2年前(2019年)の今頃、仕事がつらくて辞めたいとずっと考えていたのを覚えている。
当時新卒で入ったその会社は食品スーパーで、私はとある店舗の精肉課で働くことになった。
就活に全く意味を見いだせなかった私は、自分らしさとか、やりたいこととか、志望動機とか、自分に自信がないネガティブな感情とか不安とかその他諸々の義務感的な思考をした結果、精神を病んだ。
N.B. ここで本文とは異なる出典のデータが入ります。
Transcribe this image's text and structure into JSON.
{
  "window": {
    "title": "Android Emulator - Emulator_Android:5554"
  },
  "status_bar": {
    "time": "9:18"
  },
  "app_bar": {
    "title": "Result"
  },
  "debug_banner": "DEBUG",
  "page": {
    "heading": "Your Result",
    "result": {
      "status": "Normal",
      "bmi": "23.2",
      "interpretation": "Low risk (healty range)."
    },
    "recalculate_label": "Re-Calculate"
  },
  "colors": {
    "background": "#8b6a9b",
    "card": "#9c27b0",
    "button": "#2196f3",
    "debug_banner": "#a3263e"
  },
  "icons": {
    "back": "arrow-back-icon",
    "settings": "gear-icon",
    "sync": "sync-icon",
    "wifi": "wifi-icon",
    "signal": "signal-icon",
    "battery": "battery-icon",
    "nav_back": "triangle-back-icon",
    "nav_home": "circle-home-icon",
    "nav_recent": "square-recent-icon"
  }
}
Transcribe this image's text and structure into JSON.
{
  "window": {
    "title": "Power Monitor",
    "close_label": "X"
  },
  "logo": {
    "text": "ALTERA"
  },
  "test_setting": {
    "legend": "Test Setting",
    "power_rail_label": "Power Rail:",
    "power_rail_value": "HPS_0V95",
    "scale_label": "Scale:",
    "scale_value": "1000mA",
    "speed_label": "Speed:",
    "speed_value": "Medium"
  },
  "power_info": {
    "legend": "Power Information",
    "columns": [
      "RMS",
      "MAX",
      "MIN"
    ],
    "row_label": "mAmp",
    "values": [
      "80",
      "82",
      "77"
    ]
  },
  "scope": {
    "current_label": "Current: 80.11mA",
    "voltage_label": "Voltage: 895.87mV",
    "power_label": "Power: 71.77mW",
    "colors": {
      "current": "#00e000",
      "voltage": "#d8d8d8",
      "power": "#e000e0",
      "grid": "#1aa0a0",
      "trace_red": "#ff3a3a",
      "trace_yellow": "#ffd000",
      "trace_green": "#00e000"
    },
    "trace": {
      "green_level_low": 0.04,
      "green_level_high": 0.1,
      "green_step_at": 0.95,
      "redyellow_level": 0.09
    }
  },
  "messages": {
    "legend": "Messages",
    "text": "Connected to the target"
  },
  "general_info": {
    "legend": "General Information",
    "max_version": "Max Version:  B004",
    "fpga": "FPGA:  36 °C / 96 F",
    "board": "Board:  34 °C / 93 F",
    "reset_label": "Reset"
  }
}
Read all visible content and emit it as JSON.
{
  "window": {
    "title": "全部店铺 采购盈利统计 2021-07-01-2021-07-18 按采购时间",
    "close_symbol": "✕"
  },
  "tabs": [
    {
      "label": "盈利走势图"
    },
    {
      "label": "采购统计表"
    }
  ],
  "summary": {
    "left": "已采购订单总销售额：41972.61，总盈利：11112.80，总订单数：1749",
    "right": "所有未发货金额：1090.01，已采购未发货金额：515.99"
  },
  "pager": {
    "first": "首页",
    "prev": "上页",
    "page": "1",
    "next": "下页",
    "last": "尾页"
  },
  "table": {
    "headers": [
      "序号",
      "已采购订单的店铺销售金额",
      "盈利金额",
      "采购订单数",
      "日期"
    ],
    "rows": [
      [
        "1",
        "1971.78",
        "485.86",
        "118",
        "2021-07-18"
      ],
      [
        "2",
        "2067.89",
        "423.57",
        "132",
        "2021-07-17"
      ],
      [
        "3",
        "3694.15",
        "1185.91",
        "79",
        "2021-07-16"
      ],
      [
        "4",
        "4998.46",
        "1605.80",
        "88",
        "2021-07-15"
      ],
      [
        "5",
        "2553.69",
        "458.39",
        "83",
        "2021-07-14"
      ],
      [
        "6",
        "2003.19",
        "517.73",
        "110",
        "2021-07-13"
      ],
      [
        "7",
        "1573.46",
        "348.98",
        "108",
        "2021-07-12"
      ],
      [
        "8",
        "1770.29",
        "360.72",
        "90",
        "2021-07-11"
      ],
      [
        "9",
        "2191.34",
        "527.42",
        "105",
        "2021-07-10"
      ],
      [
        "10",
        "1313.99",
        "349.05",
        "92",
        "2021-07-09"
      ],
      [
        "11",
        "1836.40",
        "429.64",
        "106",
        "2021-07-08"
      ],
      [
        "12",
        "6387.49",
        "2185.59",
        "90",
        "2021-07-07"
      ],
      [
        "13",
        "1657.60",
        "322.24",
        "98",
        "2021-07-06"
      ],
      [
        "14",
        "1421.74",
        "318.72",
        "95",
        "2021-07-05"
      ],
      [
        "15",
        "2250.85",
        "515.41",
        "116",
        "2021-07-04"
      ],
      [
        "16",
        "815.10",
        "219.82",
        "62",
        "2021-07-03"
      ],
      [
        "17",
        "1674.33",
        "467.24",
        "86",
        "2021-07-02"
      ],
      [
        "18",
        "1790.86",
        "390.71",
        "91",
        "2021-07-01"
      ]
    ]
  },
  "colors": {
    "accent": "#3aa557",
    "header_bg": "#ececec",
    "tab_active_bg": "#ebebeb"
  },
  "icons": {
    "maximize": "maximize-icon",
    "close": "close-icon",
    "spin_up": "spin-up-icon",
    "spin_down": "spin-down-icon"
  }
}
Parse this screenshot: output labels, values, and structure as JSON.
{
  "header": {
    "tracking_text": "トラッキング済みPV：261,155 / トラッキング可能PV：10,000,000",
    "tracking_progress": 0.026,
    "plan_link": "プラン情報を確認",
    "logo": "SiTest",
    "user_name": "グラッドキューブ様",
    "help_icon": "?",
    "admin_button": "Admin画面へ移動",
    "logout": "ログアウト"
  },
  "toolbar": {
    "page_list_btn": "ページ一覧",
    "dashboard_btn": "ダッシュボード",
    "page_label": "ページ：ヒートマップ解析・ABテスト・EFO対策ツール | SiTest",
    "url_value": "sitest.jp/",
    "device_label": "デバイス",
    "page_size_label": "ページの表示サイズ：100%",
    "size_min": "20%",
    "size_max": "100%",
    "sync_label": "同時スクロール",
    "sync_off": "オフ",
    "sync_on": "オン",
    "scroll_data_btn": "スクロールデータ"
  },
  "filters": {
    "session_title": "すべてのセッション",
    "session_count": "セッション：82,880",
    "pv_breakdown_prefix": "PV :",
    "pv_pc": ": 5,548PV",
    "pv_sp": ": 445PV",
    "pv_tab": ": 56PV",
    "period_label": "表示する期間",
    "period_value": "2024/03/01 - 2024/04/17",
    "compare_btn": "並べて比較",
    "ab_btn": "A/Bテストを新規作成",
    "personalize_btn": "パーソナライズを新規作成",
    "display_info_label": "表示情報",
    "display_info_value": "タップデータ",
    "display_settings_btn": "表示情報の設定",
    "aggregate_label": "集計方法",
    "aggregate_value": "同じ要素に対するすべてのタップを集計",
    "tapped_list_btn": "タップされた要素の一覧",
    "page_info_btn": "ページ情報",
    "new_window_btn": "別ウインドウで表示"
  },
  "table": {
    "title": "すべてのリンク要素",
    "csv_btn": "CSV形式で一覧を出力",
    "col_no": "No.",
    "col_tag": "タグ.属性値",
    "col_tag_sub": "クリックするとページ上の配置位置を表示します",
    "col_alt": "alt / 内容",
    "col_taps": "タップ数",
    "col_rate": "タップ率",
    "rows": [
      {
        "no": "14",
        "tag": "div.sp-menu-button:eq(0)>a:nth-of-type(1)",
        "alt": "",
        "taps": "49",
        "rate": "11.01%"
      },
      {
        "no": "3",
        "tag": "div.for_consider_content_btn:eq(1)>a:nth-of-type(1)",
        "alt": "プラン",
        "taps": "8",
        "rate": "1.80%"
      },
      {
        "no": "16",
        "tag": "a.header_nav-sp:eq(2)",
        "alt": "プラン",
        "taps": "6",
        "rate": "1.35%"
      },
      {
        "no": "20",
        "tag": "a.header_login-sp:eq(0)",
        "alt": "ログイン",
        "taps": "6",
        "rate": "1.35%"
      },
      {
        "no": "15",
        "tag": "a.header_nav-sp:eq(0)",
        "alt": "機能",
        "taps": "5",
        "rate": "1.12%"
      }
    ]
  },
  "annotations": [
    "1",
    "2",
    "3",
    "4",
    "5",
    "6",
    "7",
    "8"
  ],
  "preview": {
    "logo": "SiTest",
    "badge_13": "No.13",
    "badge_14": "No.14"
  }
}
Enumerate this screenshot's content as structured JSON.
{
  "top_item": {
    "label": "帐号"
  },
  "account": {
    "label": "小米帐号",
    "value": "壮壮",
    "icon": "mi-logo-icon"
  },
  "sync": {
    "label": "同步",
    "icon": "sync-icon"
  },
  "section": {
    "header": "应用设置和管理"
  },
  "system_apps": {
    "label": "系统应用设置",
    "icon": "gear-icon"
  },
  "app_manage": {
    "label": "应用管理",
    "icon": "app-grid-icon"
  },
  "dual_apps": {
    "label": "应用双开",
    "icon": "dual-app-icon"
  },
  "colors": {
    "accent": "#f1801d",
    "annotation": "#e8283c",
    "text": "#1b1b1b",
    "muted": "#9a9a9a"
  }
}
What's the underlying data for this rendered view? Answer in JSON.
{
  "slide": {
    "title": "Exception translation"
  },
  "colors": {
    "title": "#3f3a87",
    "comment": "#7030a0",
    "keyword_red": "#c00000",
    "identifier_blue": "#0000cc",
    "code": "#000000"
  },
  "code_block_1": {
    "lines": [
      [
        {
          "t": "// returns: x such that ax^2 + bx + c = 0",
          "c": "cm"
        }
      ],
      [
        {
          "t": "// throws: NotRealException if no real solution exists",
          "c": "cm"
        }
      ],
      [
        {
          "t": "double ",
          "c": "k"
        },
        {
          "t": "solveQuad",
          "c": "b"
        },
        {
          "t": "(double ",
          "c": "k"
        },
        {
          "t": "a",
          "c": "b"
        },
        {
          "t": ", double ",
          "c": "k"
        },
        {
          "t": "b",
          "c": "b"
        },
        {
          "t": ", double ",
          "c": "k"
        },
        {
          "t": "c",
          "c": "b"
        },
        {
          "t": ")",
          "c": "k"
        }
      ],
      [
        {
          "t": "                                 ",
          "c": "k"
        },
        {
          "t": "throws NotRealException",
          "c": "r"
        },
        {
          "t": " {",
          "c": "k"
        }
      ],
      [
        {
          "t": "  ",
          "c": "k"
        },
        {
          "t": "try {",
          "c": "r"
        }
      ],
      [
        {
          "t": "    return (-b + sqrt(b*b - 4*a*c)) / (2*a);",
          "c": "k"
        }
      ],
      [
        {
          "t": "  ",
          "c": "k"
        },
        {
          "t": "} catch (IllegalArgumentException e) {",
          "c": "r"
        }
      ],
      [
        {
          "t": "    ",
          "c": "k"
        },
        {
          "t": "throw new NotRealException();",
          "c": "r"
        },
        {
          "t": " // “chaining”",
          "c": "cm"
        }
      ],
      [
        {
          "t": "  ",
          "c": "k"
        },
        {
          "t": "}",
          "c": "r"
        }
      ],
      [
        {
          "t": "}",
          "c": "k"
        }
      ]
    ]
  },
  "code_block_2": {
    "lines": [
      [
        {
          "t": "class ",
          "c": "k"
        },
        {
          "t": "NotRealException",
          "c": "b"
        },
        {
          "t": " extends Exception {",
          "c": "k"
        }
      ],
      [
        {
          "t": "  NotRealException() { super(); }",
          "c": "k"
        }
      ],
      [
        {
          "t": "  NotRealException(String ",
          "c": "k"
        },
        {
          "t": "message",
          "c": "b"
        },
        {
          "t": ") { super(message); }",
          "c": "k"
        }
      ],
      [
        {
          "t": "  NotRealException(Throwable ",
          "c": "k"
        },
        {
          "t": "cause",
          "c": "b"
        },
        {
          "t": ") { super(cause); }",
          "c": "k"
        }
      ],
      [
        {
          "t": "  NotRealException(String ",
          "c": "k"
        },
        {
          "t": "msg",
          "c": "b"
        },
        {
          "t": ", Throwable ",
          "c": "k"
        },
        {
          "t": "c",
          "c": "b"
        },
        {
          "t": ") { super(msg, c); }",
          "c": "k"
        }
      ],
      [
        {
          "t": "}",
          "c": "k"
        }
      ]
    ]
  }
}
そんなことになるくらいには就活なんて1ミリもしたくなかったが、それでも家族の目、友人の目、あとは世間体とかのためにやらざるを得なかった。
何だかんだあってこんな私を採用してくれたのがその会社だったので、勝手ながらそこには恩義を感じた。けれども小売業の性である長時間労働・肉体労働っぷりに私は心身ともに耐えられなかった。
そういうわけで、夏の暑くなってきたくらいの時期から会社を辞めたくなり、夏の間に退職を申し出て実際に仕事を辞めた。
仕事を辞めると決めてから見る朝焼けは、何だか妙に綺麗に感じられた。
夏になると勝手に気分が上がる、季節特有の謎テンションがあったからか。それともこれから自分の背負った重荷が降ろせるという解放感ゆえだったのか。またあるいは、これからは自分の人生を自由に生きるという希望と決意を朝焼けに重ねていたのか。今となってはよく分からない。
ただ覚えているのは、退職するまでの期間に見た、何気ない夏の朝焼けの景色が綺麗だったことだ。夏の時期になると、ふとその記憶が呼び起こされて、そこから当時の仕事のことや退職のことを思い出したりする。
これが、記憶に残っているけど詳しくはもう覚えていない、そんなあの日の、今でもどうにもなっていない私のお話。